ALBA ADRIATICA. Tocca anche la Val Vibrata una maxi operazione dei carabinieri di Tivoli. I carabinieri della compagnia di Tivoli, infatti, insieme a quelli delle compagnie di Alba Adriatica, Roma...

ALBA ADRIATICA. Tocca anche la Val Vibrata una maxi operazione dei carabinieri di Tivoli.
I carabinieri della compagnia di Tivoli, infatti, insieme a quelli delle compagnie di Alba Adriatica, Roma Eur, Montesilvano, Grosseto e Spoleto, ieri pomeriggio hanno dato esecuzione a ordinanze di esecuzione pena definitiva, da scontare in carcere, a carico di 18 persone, a seguito di provvedimento emesso dalla terza sezione della Cassazione. Complessivamente i 18 condannati devono scontare pene detentive per un totale di 204 anni in seguito alla condanna definitiva per il reato di associazione finalizzata al traffico illecito di sostanze stupefacenti.
Queste 18 persone fanno parte delle 39 che all'alba dell'8 marzo 2018 furono colpite da ordinanza di custodia cautelare durante all'operazione “Tibur”, coordinata dalla Direzione Distrettuale Antimafia della Procura della Repubblica di Roma e condotta dai carabinieri della Compagnia di Tivoli che accertò e smantellò un'organizzazione dedita principalmente alla gestione del monopolio del traffico e dello spaccio di sostanze stupefacenti, nell'area est della Capitale.

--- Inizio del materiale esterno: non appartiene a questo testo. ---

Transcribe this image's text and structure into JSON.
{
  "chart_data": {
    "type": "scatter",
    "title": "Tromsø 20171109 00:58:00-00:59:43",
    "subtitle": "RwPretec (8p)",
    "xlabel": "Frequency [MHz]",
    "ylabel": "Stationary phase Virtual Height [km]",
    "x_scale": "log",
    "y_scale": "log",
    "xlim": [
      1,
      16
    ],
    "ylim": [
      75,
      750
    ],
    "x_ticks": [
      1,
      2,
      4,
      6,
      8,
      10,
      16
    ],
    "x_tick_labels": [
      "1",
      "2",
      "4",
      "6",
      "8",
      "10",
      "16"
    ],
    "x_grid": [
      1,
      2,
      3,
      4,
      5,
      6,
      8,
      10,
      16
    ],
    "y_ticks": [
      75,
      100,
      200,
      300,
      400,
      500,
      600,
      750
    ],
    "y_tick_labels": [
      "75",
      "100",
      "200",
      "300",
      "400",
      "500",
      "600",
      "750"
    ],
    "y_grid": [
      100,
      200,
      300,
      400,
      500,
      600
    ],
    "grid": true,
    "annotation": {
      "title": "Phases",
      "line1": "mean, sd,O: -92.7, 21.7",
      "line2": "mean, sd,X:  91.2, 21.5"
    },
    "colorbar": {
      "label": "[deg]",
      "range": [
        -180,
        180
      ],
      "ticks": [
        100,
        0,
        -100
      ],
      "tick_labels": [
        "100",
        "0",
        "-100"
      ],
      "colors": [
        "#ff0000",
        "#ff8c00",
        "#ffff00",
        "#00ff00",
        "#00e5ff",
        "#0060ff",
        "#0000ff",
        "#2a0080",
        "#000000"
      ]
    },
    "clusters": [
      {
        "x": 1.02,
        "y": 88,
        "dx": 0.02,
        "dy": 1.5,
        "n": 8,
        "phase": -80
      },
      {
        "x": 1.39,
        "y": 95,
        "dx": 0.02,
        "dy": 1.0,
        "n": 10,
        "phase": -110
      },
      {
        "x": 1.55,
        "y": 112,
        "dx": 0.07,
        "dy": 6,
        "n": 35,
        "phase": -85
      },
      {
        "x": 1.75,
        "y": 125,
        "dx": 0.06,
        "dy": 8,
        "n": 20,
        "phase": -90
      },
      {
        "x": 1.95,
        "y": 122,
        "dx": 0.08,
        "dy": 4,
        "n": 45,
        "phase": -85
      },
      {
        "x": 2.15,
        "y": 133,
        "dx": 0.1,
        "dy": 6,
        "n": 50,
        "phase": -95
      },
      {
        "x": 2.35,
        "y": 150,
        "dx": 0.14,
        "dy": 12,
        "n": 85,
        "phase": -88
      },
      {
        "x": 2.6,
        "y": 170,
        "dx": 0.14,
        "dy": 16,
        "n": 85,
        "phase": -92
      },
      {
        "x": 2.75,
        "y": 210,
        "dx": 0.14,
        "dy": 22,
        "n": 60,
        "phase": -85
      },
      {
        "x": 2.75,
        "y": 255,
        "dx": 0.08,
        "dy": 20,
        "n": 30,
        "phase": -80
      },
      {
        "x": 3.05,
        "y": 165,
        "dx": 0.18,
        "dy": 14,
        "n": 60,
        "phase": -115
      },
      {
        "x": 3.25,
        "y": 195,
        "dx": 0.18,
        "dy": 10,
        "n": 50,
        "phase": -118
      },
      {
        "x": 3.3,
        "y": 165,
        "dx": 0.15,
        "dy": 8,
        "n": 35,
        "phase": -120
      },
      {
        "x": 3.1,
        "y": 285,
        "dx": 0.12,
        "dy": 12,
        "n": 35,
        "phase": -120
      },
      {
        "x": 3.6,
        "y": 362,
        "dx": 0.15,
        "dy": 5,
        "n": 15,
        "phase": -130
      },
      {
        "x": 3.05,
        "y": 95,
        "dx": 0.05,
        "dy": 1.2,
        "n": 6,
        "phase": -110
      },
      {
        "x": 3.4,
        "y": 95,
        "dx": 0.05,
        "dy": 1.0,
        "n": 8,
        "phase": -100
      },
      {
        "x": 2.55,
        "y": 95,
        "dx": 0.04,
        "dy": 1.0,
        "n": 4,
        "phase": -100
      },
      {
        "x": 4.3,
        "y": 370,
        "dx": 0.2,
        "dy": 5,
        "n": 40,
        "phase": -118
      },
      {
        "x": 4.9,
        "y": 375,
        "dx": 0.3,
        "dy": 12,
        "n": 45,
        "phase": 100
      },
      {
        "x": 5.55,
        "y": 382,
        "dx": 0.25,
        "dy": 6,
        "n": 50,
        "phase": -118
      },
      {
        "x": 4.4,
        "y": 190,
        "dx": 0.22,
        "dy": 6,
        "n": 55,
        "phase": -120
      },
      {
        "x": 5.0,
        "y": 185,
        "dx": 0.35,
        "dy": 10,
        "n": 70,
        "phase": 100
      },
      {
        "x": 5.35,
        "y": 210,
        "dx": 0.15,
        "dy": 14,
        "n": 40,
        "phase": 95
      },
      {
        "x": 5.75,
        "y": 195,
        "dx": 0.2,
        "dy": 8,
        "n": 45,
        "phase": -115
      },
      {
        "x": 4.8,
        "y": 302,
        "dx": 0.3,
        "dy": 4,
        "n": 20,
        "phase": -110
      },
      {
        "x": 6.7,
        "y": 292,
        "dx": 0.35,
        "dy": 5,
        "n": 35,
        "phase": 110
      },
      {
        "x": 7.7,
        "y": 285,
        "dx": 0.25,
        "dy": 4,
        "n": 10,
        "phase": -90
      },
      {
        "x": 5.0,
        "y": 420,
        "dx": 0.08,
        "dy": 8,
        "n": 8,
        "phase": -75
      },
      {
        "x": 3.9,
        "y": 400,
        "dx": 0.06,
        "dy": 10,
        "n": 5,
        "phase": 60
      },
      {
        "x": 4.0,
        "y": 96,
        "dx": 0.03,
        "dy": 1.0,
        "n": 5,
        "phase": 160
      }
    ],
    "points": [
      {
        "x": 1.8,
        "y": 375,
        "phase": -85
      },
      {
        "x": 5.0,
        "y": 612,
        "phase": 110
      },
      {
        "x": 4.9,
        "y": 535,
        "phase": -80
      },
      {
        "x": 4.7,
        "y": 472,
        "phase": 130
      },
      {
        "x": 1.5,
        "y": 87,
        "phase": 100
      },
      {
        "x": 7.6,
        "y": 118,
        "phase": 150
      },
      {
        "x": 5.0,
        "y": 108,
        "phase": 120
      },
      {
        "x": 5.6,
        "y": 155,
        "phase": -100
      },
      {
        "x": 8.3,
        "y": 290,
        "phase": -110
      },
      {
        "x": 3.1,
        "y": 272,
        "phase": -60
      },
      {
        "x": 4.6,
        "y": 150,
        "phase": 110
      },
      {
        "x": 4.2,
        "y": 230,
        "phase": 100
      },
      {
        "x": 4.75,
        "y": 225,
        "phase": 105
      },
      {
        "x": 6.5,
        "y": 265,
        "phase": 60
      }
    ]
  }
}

Il sodalizio criminale, secondo gli accertamenti fatti dai carabinieri e successivamente confermati durante i vari processi, si era imposto nell'area est della Capitale, attraverso una serie di aggressioni e minacce gravi in danno di pusher concorrenti e di acquirenti insolventi (in alcuni casi si giungeva a violenti pestaggi delle vittime, ai quali veniva imposto il pagamento dei debiti di droga), esercitando un'azione di controllo del territorio a mezzo vedette e servizi di pedinamento in danno di appartenenti alle forze dell’ordine.
All’epoca la maxi operazione aveva scoperto il coinvolgimento nell’operazione anche di alcuni residenti nella Val Vibrata risultati in qualche modo legati all’organizzazione criminale che operava nella Capitale. Secondo la ricostruzione fatta all’epoca, infatti, in molti casi la sostanza stupefacente dalla Capitale arrivava anche sulla costa teramana, e in particolare su quella vibratiana, dove l’organizzazione poteva fare affidamento sulla presenza di alcuni componenti pronti a spacciare la sostanza stupefacente.